HSNi does not currently have any material commitments for capital expenditures; however, management does
anticipate that HSNi will need to make capital and other expenditures in connection with the development and expansion of its
operations. HSNi’s ability to fund its cash and capital needs will be affected by its ongoing ability to generate cash from
operations, the overall capacity and terms of its financing arrangements as discussed above, and access to the capital markets.
HSNi believes that its cash on hand, its anticipated operating cash flows, its available unused portion of the revolving credit
facility and its access to capital markets will be sufficient to fund its operating needs, capital, investing and other commitments
and contingencies for the foreseeable future.
On September 27, 2011, HSNi’s Board of Directors approved a share repurchase program which allows HSNi to
purchase 10 million shares of its common stock from time to time through privately negotiated and/or open market
transactions. The timing of any repurchases and actual number of shares repurchased will depend on a variety of factors,
including the stock price, corporate and regulatory requirements, restrictions under HSNi’s debt obligations and other market
and economic conditions. The repurchase program may be suspended or discontinued by HSNi at any time. For the year ended
December 31, 2013, HSNi repurchased approximately 2.7 million shares at a cost of $146.9 million at an average cost of
$53.67 per share. As of December 31, 2013, approximately 1.0 million shares remained authorized for repurchase under the
program.
In February 2014, HSNi's Board of Directors approved a cash dividend of $0.25 per common share. The dividend will
be paid on March 19, 2014 to HSNi's record holders as of March 5, 2014.

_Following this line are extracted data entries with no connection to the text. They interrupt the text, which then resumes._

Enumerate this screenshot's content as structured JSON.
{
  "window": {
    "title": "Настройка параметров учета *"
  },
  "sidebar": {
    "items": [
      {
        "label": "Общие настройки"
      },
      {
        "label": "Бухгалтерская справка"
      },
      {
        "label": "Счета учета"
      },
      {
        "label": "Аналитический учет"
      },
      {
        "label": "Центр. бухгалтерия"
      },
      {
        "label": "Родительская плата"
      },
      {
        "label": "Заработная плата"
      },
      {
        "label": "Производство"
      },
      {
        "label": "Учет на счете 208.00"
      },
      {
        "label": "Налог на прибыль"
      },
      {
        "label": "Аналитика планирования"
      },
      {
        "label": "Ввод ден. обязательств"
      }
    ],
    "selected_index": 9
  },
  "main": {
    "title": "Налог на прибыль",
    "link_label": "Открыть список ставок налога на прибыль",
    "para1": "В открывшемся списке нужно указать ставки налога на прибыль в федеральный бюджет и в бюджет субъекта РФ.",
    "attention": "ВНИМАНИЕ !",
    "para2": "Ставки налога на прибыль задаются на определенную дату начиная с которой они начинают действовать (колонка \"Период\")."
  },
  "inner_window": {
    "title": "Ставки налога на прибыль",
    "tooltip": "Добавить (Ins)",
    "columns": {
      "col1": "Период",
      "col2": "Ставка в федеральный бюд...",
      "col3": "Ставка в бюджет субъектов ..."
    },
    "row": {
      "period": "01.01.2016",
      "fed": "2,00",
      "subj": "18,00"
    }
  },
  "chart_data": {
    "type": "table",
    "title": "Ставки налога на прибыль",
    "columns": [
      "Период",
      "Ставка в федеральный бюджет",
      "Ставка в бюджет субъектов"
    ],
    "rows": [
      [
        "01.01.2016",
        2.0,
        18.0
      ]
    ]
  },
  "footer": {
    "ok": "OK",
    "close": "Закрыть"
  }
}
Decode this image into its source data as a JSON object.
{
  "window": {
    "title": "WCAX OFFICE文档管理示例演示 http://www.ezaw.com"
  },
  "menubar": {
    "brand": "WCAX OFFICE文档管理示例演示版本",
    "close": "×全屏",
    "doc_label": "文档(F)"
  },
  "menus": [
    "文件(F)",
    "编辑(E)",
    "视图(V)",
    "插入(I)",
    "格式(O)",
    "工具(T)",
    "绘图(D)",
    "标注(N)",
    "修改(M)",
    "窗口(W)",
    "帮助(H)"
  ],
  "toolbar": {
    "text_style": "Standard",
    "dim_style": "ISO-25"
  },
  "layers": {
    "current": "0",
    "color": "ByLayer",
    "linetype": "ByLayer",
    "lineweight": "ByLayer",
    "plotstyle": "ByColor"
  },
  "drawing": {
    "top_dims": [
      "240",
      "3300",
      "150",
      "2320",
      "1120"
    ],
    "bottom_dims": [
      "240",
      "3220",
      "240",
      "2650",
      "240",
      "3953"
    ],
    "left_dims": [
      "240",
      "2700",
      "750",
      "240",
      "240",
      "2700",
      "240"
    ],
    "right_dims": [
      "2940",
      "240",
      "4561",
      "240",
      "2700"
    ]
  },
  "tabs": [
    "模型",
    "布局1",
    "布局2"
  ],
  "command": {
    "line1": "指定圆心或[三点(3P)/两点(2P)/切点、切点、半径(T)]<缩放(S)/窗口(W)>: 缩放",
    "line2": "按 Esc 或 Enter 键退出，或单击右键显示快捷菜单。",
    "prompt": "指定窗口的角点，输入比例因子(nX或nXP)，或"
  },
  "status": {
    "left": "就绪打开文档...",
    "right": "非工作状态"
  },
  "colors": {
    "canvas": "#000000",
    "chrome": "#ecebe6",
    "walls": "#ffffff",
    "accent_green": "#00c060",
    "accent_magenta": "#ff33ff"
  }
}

Contractual Obligations and Commercial Commitments
The following table presents HSNi’s contractual obligations as of December 31, 2013:
Payments Due by Period
Contractual Obligations
Total
Amounts
Committed
Less Than
1 Year 1 - 3 Years 3 - 5 Years
More Than
5 Years
(In thousands)
Long-term debt, including current maturities . . . . . . $ 240,625 $ 12,500 $ 35,938 $ 192,187 $
Interest on debt (a). . . . . . . . . . . . . . . . . . . . . . . . . . . 16,422 5,187 9,828 1,407
Operating leases . . . . . . . . . . . . . . . . . . . . . . . . . . . . 103,407 24,756 38,285 26,666 13,700
Purchase obligations (b) . . . . . . . . . . . . . . . . . . . . . . 141,678 73,610 68,016 52 —
Total contractual obligations . . . . . . . . . . . . . . $ 502,132 $ 116,053 $ 152,067 $ 220,312 $ 13,700
(a) Includes interest on variable rate debt estimated using the rate in effect as of December 31, 2013 through January 31,
2014, at which time the forward-starting interest rate swap goes into effect. An all-in fixed rate of 2.3525% based on
HSNi's leverage ratio as of December 31, 2013 is then assumed from February 1, 2014 through April 2017, the date of
expiration of the variable rate debt.
(b) The purchase obligations primarily relate to contracts with pay television operators and include obligations for future
cable distribution and commission guarantees.